Retardance distributions show distinct differences between coherent and crossing regions. When observing the average distributions, retardance is increased in coherent regions and reduced in crossing regions. In coherent tissue structures, the relative difference in phase delay for two orthogonal polarization states is expected to occur along one axis, dictated by the direction of the coherent fibers. This may result in a greater difference between the phases of the orthogonal polarization states and thus increased retardance in coherent tissue structures. The crossing fiber structure, on the contrary, contains two near-perpendicular fiber orientations, resulting in some proportion of the axons aligning with two near-orthogonal polarization states. This may result in a smaller difference in phase delay between orthogonal polarization states and overall reduced retardance. The work of Ivanov et al. supports this finding, where they observed a similar decrease in retardance in crossing fibers compared with coherent fibers in formalin-fixed paraffin-embedded histological sections of the brain tissue.⁴² When comparing retardance across thin and thick tissue specimens, we find that retardance decreases with higher wavelengths, consistent with previous work using this polarimeter.³⁵ However, these results are contradictory to the findings of Mieites et al. who observed that as wavelength increases, retardance increases in fresh brain tissue.⁴³ Although differences in study design may account for this, there is some chance that our results are influenced by phase wrapping of the retardance.

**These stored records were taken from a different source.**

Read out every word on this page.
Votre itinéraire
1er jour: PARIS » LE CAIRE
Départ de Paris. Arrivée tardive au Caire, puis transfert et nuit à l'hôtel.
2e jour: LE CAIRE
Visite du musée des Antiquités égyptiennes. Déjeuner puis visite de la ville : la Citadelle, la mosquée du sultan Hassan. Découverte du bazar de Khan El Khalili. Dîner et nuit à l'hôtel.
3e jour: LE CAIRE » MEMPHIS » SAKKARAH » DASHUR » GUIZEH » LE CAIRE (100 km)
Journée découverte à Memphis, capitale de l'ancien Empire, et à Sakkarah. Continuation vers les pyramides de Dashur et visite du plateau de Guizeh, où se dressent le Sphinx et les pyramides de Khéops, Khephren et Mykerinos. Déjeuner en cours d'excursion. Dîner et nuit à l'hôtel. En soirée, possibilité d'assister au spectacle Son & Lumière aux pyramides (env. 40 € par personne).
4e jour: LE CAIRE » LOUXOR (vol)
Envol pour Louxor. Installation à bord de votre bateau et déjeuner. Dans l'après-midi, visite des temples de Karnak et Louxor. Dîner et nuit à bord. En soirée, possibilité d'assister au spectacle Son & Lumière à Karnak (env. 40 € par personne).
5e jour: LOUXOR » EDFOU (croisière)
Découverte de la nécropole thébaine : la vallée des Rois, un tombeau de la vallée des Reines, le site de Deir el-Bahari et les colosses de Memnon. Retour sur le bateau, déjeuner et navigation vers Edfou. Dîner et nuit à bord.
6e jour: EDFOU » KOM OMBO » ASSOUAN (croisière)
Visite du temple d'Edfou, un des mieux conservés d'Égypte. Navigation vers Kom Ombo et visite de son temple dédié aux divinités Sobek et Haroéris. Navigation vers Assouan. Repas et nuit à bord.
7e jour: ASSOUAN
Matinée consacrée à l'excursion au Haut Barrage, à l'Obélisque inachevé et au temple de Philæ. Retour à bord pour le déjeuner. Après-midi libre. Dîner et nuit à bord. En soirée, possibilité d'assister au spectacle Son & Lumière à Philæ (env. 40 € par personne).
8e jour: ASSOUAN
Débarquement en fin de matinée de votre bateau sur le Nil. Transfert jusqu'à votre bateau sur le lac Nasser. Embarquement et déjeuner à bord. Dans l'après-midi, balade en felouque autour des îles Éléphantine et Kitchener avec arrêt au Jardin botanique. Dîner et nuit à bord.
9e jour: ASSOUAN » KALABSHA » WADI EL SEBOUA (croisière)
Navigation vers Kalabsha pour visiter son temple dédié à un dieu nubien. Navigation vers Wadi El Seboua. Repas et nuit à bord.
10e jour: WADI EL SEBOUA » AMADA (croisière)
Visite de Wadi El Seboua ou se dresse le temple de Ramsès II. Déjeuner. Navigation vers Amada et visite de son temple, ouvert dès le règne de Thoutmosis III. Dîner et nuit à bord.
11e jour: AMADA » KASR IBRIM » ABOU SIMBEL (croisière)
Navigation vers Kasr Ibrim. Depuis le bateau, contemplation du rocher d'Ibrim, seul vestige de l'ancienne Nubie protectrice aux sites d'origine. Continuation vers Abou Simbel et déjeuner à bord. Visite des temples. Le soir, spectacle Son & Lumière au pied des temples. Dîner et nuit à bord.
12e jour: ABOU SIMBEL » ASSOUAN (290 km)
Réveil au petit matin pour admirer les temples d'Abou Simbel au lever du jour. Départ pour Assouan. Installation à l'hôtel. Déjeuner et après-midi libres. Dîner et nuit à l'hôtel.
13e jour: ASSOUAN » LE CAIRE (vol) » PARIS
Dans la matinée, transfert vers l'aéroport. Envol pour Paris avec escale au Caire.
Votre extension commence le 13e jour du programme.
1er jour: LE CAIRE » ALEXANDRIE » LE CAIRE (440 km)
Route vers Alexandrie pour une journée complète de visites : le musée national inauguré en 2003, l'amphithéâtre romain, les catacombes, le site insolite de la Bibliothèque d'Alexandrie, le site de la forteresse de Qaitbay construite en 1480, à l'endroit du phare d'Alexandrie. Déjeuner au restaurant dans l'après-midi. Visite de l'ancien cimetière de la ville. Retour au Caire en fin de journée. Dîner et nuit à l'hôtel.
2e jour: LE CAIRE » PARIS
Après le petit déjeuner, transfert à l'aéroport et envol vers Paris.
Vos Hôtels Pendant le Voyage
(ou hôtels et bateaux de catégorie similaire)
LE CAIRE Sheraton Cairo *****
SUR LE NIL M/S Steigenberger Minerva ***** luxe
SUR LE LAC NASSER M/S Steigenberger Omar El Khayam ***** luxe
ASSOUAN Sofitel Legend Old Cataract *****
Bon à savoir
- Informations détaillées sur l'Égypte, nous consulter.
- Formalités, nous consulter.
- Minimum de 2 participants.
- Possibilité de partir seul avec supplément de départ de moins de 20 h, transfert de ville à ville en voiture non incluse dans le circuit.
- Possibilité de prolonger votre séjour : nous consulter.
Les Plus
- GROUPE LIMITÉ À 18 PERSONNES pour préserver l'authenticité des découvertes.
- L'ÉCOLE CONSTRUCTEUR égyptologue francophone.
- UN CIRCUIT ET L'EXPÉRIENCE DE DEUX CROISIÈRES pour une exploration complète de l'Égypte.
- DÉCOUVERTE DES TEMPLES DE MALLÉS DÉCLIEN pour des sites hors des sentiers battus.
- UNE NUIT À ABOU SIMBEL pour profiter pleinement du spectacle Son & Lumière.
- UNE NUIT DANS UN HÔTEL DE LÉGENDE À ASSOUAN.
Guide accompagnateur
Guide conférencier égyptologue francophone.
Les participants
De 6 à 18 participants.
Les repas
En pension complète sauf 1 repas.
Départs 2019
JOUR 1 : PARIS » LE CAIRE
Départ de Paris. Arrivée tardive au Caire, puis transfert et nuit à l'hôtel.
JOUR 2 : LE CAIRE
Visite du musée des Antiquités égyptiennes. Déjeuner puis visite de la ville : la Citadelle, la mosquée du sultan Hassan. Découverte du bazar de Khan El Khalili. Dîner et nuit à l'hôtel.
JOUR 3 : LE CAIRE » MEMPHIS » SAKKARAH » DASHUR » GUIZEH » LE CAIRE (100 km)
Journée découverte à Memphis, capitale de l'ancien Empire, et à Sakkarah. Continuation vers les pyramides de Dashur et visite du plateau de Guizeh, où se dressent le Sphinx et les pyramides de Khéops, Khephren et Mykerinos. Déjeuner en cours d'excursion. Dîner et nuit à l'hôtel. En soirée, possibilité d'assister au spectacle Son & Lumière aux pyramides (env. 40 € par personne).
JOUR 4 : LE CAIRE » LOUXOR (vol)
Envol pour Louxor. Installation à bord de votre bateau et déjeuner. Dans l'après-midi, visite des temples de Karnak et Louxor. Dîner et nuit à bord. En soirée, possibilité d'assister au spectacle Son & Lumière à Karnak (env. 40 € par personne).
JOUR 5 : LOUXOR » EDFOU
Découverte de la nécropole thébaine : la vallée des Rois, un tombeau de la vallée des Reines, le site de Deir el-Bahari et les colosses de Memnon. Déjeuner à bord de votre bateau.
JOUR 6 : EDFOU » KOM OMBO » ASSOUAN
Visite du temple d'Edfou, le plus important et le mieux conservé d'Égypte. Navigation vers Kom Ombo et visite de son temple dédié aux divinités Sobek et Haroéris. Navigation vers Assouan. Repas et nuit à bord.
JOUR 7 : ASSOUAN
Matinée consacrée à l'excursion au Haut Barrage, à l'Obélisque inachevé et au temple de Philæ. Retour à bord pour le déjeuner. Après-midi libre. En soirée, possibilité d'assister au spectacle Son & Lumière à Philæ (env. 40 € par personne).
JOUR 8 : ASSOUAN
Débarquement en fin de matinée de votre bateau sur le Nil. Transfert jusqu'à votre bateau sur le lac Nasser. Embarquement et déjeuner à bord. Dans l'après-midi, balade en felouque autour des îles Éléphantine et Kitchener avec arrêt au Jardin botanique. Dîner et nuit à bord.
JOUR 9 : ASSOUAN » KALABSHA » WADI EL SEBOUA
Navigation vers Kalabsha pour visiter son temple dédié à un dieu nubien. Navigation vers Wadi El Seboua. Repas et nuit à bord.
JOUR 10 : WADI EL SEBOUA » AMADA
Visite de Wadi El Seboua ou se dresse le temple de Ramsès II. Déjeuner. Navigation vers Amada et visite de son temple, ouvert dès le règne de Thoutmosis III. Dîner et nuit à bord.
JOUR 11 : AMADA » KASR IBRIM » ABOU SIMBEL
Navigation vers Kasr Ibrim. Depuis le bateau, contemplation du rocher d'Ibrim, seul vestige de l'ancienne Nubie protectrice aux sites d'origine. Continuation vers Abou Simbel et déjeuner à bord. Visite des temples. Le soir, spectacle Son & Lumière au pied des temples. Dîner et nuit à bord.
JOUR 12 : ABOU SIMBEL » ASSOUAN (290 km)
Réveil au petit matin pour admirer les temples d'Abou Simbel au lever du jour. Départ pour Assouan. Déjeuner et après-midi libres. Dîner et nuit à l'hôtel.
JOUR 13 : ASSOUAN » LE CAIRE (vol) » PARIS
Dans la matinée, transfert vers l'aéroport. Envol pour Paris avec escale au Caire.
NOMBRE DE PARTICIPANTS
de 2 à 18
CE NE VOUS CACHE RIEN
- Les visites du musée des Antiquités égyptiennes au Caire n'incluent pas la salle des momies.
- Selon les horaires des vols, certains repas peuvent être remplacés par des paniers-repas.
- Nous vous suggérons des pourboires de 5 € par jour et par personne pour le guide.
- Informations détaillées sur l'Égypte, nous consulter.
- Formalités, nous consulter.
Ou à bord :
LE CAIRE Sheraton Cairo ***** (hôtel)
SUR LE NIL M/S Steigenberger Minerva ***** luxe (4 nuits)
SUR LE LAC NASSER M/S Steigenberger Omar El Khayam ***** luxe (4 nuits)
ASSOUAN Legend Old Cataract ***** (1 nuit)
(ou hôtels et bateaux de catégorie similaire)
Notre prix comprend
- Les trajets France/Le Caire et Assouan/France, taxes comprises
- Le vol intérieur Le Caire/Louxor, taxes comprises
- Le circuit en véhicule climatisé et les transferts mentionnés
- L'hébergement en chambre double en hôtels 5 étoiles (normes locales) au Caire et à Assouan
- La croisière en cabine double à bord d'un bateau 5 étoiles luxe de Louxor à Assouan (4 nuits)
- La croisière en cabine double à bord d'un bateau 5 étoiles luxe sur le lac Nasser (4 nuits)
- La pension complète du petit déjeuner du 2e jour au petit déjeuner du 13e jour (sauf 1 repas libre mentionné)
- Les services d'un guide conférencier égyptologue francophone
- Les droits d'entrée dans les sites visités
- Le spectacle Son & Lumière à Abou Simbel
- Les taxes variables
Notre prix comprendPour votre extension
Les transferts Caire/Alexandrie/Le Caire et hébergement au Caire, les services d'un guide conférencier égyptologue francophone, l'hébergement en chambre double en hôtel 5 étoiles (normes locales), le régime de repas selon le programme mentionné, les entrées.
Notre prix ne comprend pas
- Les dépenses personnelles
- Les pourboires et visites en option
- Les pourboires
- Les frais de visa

In addition, inconsistent absolute intensity values between the two different tissue thicknesses may arise from different normalizations during calibration.

The behavior of retardance is remarkably similar to that of FA where intensity is reduced due to complex tissue orientation, a trend that is most pronounced in thin tissue. When comparing distributions between FA and thin tissue retardance, both plots show a high and narrow distribution in the coherent ROI and a lower and wider distribution in the crossing ROI. This similarity between FA and retardance indicates that retardance is biased by macrostructural architecture in the region of crossing.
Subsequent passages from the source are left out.